Polymorphism in putative teichoic acid biosynthetic genes between serotype 1/2 and 4b populations. (A) The putative four-gene biosynthetic pathway for dTDP-l-rhamnose encoded by lmo1081-lmo1084 is shown. (B) The map shows the alignment of genes in the region relative to the L. monocytogenes serotype 1/2a, 4b, and L. innocua genome sequences and the inferred presence and absence of genes in serotype 1/2b relative to the microarray data. The rectangles represent individual genes. White space indicates absence of a gene at that relative position in the genome and the colored squares indicate orthologous genes at the respective positions. Gene indices relative to the L. monocytogenes EGD genome are indicated to the left of the illustration (lmo1060-lmo1094) and genes from the L. innocua genome (lin1065-lin1069) are on the right. Genes shared by L. monocytogenes serotype 4b and L. innocua are in red.

FIG. 3.

PCR analysis of the lmo0421-lmo0423 region. Agarose gel electrophoresis of PCR amplification products derived from PCR amplification of the lmo0420-lmo0424 region. Products from lineage I and lineage II strains are indicated. The control strain, lineage II strain 10403s, is indicated on the right end of the gel along with the 3- and 1-kb markers from the size standards. The map underneath depicts the region in lineage II and lineage I strains. The lineage I map is based on sequence analysis of PCR amplification products from two independent lineage I strains.

FIG. 4.

Phospholipase activity of L. monocytogenes strains. Strains from lineage I and lineage II were spotted onto egg yolk agar to measure phospholipase activity. Colonies on the left hand panels were grown on agar with no cellobiose and those on the right hand panel were grown on agar with cellobiose.
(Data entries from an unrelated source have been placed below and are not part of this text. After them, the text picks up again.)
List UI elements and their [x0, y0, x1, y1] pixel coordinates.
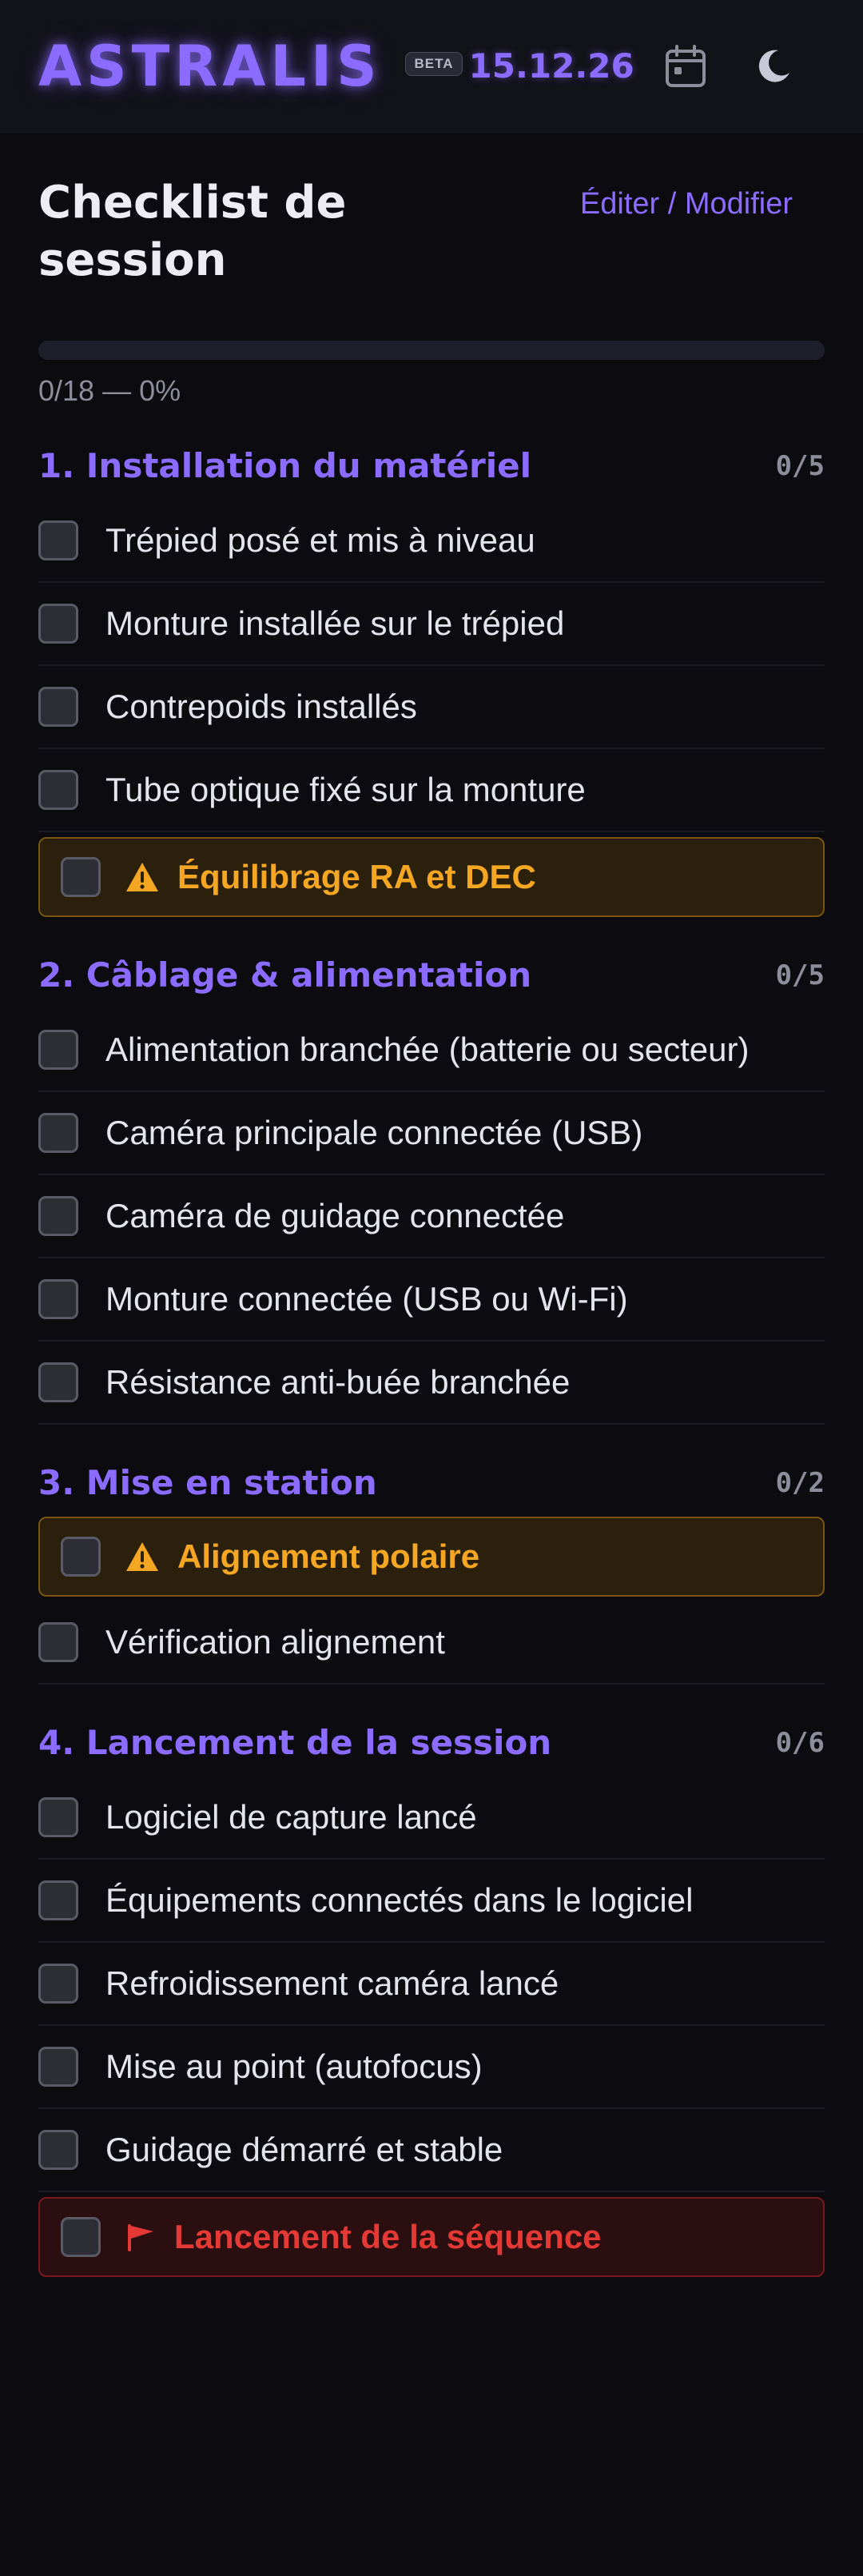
- section-header: 1. Installation du matériel 0/5: [38, 446, 825, 485]
- title-row: Checklist de session Éditer / Modifier: [38, 174, 825, 289]
- beta-badge: BETA: [405, 51, 463, 76]
- progress-text: 0/18 — 0%: [38, 374, 181, 407]
- app-logo[interactable]: ASTRALIS: [38, 38, 381, 94]
- section-header: 2. Câblage & alimentation 0/5: [38, 955, 825, 995]
- checklist-item-critical-danger[interactable]: Lancement de la séquence: [38, 2197, 825, 2277]
- checklist-item[interactable]: Tube optique fixé sur la monture: [38, 749, 825, 832]
- checklist-item-label: Monture installée sur le trépied: [105, 604, 565, 642]
- checklist-item[interactable]: Contrepoids installés: [38, 666, 825, 749]
- checklist-item[interactable]: Résistance anti-buée branchée: [38, 1342, 825, 1425]
- section-title: 3. Mise en station: [38, 1463, 377, 1502]
- checklist-item-label: Guidage démarré et stable: [105, 2131, 503, 2168]
- checklist-item[interactable]: Caméra de guidage connectée: [38, 1175, 825, 1258]
- section-title: 2. Câblage & alimentation: [38, 955, 532, 995]
- checklist-item-critical-warning[interactable]: Équilibrage RA et DEC: [38, 837, 825, 917]
- checklist-item[interactable]: Caméra principale connectée (USB): [38, 1092, 825, 1175]
- checklist-item-label: Caméra de guidage connectée: [105, 1197, 565, 1234]
- checklist-item-label: Contrepoids installés: [105, 688, 417, 725]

The opaque zones around the colonies grown on plates without cellobiose are derived from the activity of the PrfA-dependent phospholipase B.

FIG. 5.

Analysis of genome content among strains derived from a single outbreak. DNA microarray analysis was performed on 11 different L. monocytogenes strains that were isolated from independent patients of a single outbreak. Each strain shared identical PFGE profiles and ribotypes. The dendrogram was rendered by UPGMA analysis and the data sorted based on the two groups (blue and red leaves) using the MARKFIND program.

FIG. 6.

Model for evolution of the L. monocytogenes genome. The unrooted dendrogram was rendered from UPGMA analysis of the microarray data. Branches corresponding to lineage I serotype 1/2b and 3b strains are colored green, lineage I serotype 4b colored purple, and lineage II serotype 1/2a colored red. The branch containing the lineage III strain and other species is colored blue. Branch points where genome deletions and acquisitions are postulated to have arisen are indicated with boxes colored according to the affected lineage.